Por mayoría holgada de diez a uno y siguiendo el criterio de la Fiscalía, el pleno del Tribunal Constitucional no ha visto razones de urgencia para dejar sin efecto la orden nacional de detención que impide al líder de Junts, Carles Puigdemont, ser arrestado si cruza la frontera española.
El TC aplica su doctrina y entiende que de conceder esta medida “excepcional”, el efecto equivaldría a una resolución anticipada del fondo del recurso de amparo, informan a Onda Cero fuentes jurídicas.
Se trata del recurso presentado por el ex presidente de la Generalitat contra la decisión del juez del Supremo Pablo Llarena de no aplicar la amnistía al delito de malversación de caudales públicos por el que está procesado en el Tribunal Supremo. Puigdemont perseguía la nulidad inmediata de la orden de detención mientras el órgano de garantías resolvía sobre el fondo de la cuestión.

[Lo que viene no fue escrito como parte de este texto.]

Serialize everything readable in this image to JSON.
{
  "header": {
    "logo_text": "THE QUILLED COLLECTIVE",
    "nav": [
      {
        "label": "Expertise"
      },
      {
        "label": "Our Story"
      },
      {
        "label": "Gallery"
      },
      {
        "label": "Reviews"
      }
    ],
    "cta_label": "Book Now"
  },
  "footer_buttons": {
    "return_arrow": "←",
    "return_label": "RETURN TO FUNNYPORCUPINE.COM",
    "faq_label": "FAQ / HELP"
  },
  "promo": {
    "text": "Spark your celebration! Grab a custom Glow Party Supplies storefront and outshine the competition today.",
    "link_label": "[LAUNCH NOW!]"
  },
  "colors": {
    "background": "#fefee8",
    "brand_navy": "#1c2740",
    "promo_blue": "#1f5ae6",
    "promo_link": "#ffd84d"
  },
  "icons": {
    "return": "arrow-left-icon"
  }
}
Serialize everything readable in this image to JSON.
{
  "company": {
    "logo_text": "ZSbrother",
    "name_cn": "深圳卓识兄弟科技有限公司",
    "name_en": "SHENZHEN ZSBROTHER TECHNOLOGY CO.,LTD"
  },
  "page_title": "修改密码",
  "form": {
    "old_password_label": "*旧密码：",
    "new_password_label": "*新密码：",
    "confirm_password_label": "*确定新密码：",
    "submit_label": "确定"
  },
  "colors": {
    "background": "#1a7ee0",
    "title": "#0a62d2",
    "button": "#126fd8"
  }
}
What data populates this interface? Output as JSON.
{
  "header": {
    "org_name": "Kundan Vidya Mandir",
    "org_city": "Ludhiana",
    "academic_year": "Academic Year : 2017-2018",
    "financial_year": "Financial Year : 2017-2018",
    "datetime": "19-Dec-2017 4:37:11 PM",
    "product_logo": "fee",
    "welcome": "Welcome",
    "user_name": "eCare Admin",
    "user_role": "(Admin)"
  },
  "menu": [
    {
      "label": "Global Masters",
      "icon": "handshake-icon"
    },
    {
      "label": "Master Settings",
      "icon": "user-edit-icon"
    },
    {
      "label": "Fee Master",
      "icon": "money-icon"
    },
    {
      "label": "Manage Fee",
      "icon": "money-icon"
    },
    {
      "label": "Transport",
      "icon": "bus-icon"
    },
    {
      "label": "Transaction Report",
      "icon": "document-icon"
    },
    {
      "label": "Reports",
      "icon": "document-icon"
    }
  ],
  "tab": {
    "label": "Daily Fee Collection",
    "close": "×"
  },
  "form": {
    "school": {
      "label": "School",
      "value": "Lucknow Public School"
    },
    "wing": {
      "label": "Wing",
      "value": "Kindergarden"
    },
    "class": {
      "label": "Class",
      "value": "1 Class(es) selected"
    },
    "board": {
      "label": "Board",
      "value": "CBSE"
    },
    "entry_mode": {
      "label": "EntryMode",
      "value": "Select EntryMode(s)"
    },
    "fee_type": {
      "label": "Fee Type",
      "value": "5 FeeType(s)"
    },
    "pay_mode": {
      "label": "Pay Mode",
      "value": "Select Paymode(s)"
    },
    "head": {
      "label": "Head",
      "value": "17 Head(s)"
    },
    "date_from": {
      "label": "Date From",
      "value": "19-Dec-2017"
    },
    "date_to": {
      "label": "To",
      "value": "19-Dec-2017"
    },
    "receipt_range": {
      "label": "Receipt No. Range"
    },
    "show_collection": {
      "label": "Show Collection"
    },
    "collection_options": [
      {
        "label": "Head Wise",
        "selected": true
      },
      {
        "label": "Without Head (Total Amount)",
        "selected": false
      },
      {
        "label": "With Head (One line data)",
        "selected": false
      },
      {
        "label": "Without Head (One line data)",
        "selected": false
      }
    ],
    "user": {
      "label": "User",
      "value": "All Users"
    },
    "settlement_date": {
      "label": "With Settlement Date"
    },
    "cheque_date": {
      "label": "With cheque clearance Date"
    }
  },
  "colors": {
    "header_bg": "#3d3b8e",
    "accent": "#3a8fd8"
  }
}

Según informan a Onda Cero fuentes del órgano, para el magistrado discrepante Ramón Sáez, que redactará un voto particular, el tribunal de garantías debería haber accedido a la petición del recurrente porque la nueva situación, tras la aprobación de la Ley de la Amnistía, debe atender a la tutela cautelar que es un derecho fundamental”.
Los tres procesados en rebeldía tendrán que esperar para regresar a España
El Pleno también ha resuelto denegar las solicitudes presentadas en ese mismo sentido por los procesados en rebeldía Lluis Puig y Antoni Comín, para quienes la Sala de lo Penal del Tribunal Supremo había acordado sendas órdenes de detención.
En la práctica, los tres tendrán que seguir fuera de España si quieren evitar ser detenidos mientras el TC examina sus recursos de amparo. Según fuentes del órgano de garantías, no está previsto que los magistrados aborden el asunto antes de que el Tribunal de Justicia de la Unión Europea (TJUE) se pronuncie sobre las cuestiones prejudiciales pendientes. Esto aplazará varios meses la resolución definitiva del TC, que debe determinar si el juez Pablo Llarena vulneró algún derecho fundamental de los procesados fugados al no aplicarles la amnistía al delito de malversación.
Siguiendo una interpretación de la Ley de la amnistía idéntica a la formulada por el Tribunal Supremo a los condenados por el procès, Llarena resolvió que el delito de malversación está incluido en las excepciones que contempla la propia norma y que incluye los supuestos en los que el sujeto actúe con el propósito de obtener un beneficio personal de carácter patrimonial.
Según el Tribunal Constitucional, acceder a la medida cautelar planteada por Puigdemont, Comín y Puig equivaldría a una resolución anticipada del fondo del recurso de amparo.
El TC explica en los tres autos, cuyos ponentes han sido los magistrados César Tolosa, Enrique Arnaldo y Laura Díez, que la denegación de la medida se produce “en aplicación de su doctrina constitucional en materia de suspensión cautelar”.
Esta doctrina determina que, dada la excepción a la regla general que suponen estas suspensiones de carácter cautelar, la solicitud debe ser interpretada con carácter restrictivo, particularmente si interfiere en la “actividad jurisdiccional” del Tribunal Supremo que, en un procedimiento abierto, tomó la decisión recurrida.
Suspender las órdenes de prisión produciría un menoscabo del interés general, a juicio del TC, porque existe un proceso penal abierto y referido a hechos provisionalmente calificados como delitos graves.
En este sentido, la protección de intereses vinculados a la eficacia de la jurisdicción penal y a la investigación de las conductas imputadas debe prevalecer sobre el perjuicio alegado por los recurrentes en relación con el ejercicio de sus derechos fundamentales, explica el tribunal.
Asimismo, la doctrina prioriza la presunción de validez de los actos de los poderes públicos y el principio de eficacia de las resoluciones judiciales.